Background

The measured mass of a composite nucleus is generally less the combined masses of the nucleons that make it up. This mass deficit is an enigma. Seemingly no one knows why it occurs. It occurs when nucleons are brought into close proximity. This the same situation involved in the loss of potential energy. The mass deficit is reversed when the nucleons are taken out of close proximity and gain potential energy. There thus may be a connection between the mass deficit of a nucleus and the loss in potential energy.

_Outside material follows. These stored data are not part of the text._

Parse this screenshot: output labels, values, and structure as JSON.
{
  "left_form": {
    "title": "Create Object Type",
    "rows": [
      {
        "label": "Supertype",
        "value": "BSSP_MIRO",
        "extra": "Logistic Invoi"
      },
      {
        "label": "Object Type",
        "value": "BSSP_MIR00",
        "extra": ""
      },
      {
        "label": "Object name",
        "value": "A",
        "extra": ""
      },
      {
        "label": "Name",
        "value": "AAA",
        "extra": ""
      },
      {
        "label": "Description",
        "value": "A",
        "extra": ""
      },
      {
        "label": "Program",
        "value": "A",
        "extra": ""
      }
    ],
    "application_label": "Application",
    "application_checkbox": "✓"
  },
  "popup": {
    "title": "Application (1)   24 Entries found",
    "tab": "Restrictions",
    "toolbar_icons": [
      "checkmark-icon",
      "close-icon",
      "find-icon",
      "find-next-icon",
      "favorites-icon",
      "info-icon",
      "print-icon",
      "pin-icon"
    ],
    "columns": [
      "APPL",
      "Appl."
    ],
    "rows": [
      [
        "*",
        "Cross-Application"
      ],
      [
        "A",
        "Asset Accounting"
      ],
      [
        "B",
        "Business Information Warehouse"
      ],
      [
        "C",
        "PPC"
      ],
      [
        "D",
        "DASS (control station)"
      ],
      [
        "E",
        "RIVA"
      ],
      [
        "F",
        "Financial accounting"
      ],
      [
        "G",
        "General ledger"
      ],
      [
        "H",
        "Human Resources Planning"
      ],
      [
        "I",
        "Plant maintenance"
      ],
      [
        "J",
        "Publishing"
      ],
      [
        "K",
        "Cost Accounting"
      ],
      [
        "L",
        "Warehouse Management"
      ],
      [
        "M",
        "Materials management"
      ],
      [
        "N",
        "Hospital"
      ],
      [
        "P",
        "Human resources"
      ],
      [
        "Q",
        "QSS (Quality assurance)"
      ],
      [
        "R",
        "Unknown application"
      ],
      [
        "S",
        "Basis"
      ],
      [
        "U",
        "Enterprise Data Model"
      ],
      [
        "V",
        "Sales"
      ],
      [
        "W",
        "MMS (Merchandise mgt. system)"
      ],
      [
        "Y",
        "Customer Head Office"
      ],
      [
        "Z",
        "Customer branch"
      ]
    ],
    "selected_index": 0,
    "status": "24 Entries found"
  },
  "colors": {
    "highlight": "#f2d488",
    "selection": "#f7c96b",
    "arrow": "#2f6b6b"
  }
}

Binding energy is just the mass deficit expressed in energy units using the Einstein formula E=mc².

The Measurement of the
Inertial Mass of a Charged Particle

When a charged particle is injected into a magnetic field it executes a helicial trajectory. The radius R of the helix depends up the mass m, velocity v, and charge of the partcle q as well as field intensity B of the magnetic field.

R = mv/(qB)
and therefore
m = RqB/v

This is the standard formula for computing mass. Thus with the observed radius and the velocity of the particle its mass maybe determined. A smaller radius corresponds to a smaller mass.

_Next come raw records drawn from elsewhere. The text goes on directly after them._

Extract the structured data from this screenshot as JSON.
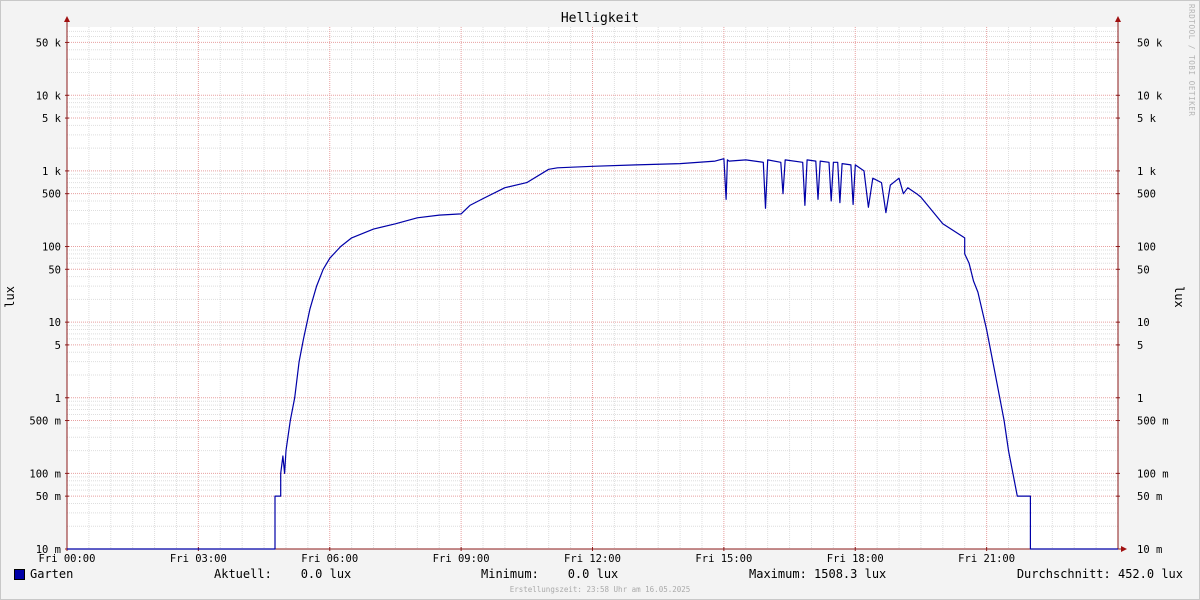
{
  "chart_data": {
    "type": "line",
    "title": "Helligkeit",
    "ylabel": "lux",
    "xlabel": "",
    "watermark": "RRDTOOL / TOBI OETIKER",
    "yscale": "log",
    "ylim": [
      0.01,
      80000
    ],
    "xlim": [
      0,
      24
    ],
    "x_ticks": [
      {
        "x": 0,
        "label": "Fri 00:00"
      },
      {
        "x": 3,
        "label": "Fri 03:00"
      },
      {
        "x": 6,
        "label": "Fri 06:00"
      },
      {
        "x": 9,
        "label": "Fri 09:00"
      },
      {
        "x": 12,
        "label": "Fri 12:00"
      },
      {
        "x": 15,
        "label": "Fri 15:00"
      },
      {
        "x": 18,
        "label": "Fri 18:00"
      },
      {
        "x": 21,
        "label": "Fri 21:00"
      }
    ],
    "y_ticks": [
      {
        "y": 0.01,
        "label": "10 m"
      },
      {
        "y": 0.05,
        "label": "50 m"
      },
      {
        "y": 0.1,
        "label": "100 m"
      },
      {
        "y": 0.5,
        "label": "500 m"
      },
      {
        "y": 1,
        "label": "1"
      },
      {
        "y": 5,
        "label": "5"
      },
      {
        "y": 10,
        "label": "10"
      },
      {
        "y": 50,
        "label": "50"
      },
      {
        "y": 100,
        "label": "100"
      },
      {
        "y": 500,
        "label": "500"
      },
      {
        "y": 1000,
        "label": "1 k"
      },
      {
        "y": 5000,
        "label": "5 k"
      },
      {
        "y": 10000,
        "label": "10 k"
      },
      {
        "y": 50000,
        "label": "50 k"
      }
    ],
    "grid": true,
    "series": [
      {
        "name": "Garten",
        "color": "#0000a8",
        "x": [
          0,
          4.75,
          4.75,
          4.88,
          4.88,
          4.93,
          4.97,
          5.0,
          5.1,
          5.2,
          5.3,
          5.4,
          5.55,
          5.7,
          5.85,
          6.0,
          6.25,
          6.5,
          7.0,
          7.5,
          8.0,
          8.5,
          9.0,
          9.2,
          9.5,
          10.0,
          10.5,
          11.0,
          11.2,
          12.0,
          13.0,
          14.0,
          14.8,
          15.0,
          15.05,
          15.08,
          15.12,
          15.5,
          15.9,
          15.95,
          16.0,
          16.3,
          16.35,
          16.4,
          16.8,
          16.85,
          16.9,
          17.1,
          17.15,
          17.2,
          17.4,
          17.45,
          17.5,
          17.6,
          17.65,
          17.7,
          17.9,
          17.95,
          18.0,
          18.2,
          18.3,
          18.4,
          18.6,
          18.7,
          18.8,
          19.0,
          19.1,
          19.2,
          19.4,
          19.5,
          20.0,
          20.5,
          20.5,
          20.6,
          20.7,
          20.8,
          21.0,
          21.2,
          21.4,
          21.5,
          21.6,
          21.7,
          21.8,
          22.0,
          22.0,
          24.0
        ],
        "y": [
          0.01,
          0.01,
          0.05,
          0.05,
          0.1,
          0.17,
          0.1,
          0.2,
          0.5,
          1.0,
          3.0,
          6.0,
          15,
          30,
          50,
          70,
          100,
          130,
          170,
          200,
          240,
          260,
          270,
          350,
          430,
          600,
          700,
          1050,
          1100,
          1150,
          1200,
          1250,
          1350,
          1450,
          420,
          1400,
          1350,
          1400,
          1300,
          320,
          1400,
          1300,
          500,
          1400,
          1300,
          350,
          1400,
          1350,
          420,
          1350,
          1300,
          400,
          1300,
          1300,
          380,
          1250,
          1200,
          360,
          1200,
          1000,
          330,
          800,
          700,
          280,
          650,
          800,
          500,
          600,
          500,
          450,
          200,
          130,
          80,
          60,
          35,
          25,
          8,
          2,
          0.5,
          0.2,
          0.1,
          0.05,
          0.05,
          0.05,
          0.01,
          0.01
        ]
      }
    ]
  },
  "legend": {
    "name": "Garten",
    "current": "Aktuell:    0.0 lux",
    "minimum": "Minimum:    0.0 lux",
    "maximum": "Maximum: 1508.3 lux",
    "average": "Durchschnitt: 452.0 lux"
  },
  "footer": "Erstellungszeit: 23:58 Uhr am 16.05.2025"
}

Now suppose there is a composite charged particle that is rotating and generating a magnetic field of intensity b. That generated magnetic field may enhance the effect of the outside magnetic field. Let us say the effective magnetic field is enhanced by some ratio of b. That is to say the field inducing the helix trajectory is

B' = B + λb

The radius of the helix is then

R' = mv/(q(B + λb))

The computed mass m' using the standard formula is then

m' = R'qB/v = mv/(q(B + λb))qB/v
which reduces to
m' = m/(1 + λb/B)
and hence
m − m' = λbm/B/(1 + λb/B)

Thus the mass deficit Δm=m−m' is given approximately by

Δm ≅ λm(b/B)
and
BE = Δmc² ≅ λmc²(b/B)

The Magnetic Field Induced by a
Rotating Charge

The magnetic field intensity generated by a rotating charge anywhere in space is proportional to the product of its charge q, the radius of its orbit ρ and the rate of rotation ω; i.e., qρω. This is dimensionally a chargeq times a velocity v, in effect a current Therefore .

b = μqρω = μqv

where μ is a constant.

Potential Energy

Now consider the relations that prevail in a Bohr model of an atom. This consists of two particles each with charge q. One particle is very heavy compared to the other one. The lighter particle of mass m_q revolves around the heavier particle. The potential energy PE of the two particle system is given by

PE = −kq²/(2ρ)

where ρ is the radius of the orbit of the lighter particle and k is the Coulomb constant.

The tangential velocity of the revolving charge is given by a balance of centrifugal force with the Coulombic (electrostatic) attraction

m_qv² = kq²/ρ = −2PE = 2|PE|
and hence
v = (2|PE|/m_q)^½

Therefore b is given by

b = q(2|PE|/m_q)^½

But q can be expressed as

q² = 2ρ|PE|/k
and hence
b = (2|PE|)(ρ/m_q)^½

Similar relationships concwening potential energy and velocity prevail for positronium but positronium does not generate a magnetic field since it has effectively a net current of zero.

Binding Energy and
Potential Energy

Now the Bohr model is abandoned and the analysis reverts to

BE = Δmc² ≅ λmc²(b/B)

where m is the mass of the composite nucleus and equal to 2m_q.

This leads to

BE = 2λc²(2|PE|)(ρm_q)^½/B)

Equivalently

|PE| = γ(BE)

where γ is equal to [B/((4λc²(m_qρ)^½)].

In particular

Δ|PE| = γΔBE

Thus there is a one-to-one relationship between binding energy and the potential energy lost in the formation of a composite nucleus. In this analysis the mass deficit of a composite nucleus is apparent rather than real.